Particle in a One Dimensional Box // Matt Evans

Question

A point particle of mass $m$ moves in the region $0 \le x \le l$ and is reflected elastically at the walls at $x=0$ and $x=l$.

Calculate the volume $\Gamma_0(E)$ of the classical phase space with an energy smaller than $E$.
Assume that a particle initially has an energy $E_0$. Demonstrate that the phase-space volume $\Gamma_0(E)$ of this particle remains constant when the wall at $x=l$ is moved slowly (adiabatic invariance).
Calculate the number of states $\Omega_0(E)$ with energy smaller than $E$ for the corresponding quantum mechanical system. Compare the result with $\Gamma_0(E)$ for large $E$.

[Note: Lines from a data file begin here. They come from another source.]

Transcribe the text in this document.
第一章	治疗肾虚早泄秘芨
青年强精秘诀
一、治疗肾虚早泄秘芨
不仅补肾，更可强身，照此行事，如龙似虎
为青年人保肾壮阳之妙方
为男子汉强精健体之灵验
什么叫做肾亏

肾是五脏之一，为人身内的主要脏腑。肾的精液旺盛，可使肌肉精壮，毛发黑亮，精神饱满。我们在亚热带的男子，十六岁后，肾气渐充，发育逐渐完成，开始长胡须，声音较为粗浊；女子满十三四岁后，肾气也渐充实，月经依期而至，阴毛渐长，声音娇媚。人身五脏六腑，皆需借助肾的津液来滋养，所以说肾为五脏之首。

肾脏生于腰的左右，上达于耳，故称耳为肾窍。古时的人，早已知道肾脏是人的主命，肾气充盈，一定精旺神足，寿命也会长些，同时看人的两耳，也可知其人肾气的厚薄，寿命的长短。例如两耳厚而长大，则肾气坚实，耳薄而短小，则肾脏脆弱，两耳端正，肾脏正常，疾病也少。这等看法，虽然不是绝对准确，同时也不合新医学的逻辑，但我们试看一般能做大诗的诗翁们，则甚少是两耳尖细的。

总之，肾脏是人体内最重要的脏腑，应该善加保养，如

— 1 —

The classical phase-space volume for this situation can be found from: \begin{equation} \Gamma_0 = \int_{0}^{l}dx\int_{-\sqrt{2mE}}^{\sqrt{2mE}}dp = 2l \sqrt{2mE} \label{eq:gamma0} \end{equation} since the energy of the particle is given by $E=\frac{p^2}{2m}$.
Since the expansion is adiabatic, $\delta Q=0$, where $\delta$ denotes an inexact differential. Inexact differentials are used in thermodynamics to express the path dependence of the differential. Thus, from the second law of thermodynamics, (\frac{\delta Q}{Τ}=\delta S=0).

We know entropy is given by $S=k_B\ln \Omega$. Therefore $$\Delta S=k_B\ln \Omega_0 – k_B \ln \Omega_1 = 0$$Which necessitates $$\Omega_0=\Omega_1$$

And since $\Gamma = \Omega$, $\Gamma_0(E)$ remains constant.
The energies which correspond with each of the permitted wavenumbers for a particle in a one dimensional box may be written as $E_n=\frac{h^2 n^2}{8ml^2}$.

The number of states up to energy $E$ may be found from summing over all of the accessible states of the system like so:

$\Omega_0(E) = \sum_{E_0}^{E}1 \stackrel {\text{large E}}{\approx} \sqrt{\frac{8ml^2}{h^2}E}$ $=\frac{2l \sqrt{2mE}}{h}=\frac{\Gamma_0(E)}{h}$

So the difference between the classical and the quantum treatment is a factor of $h^{-1}$.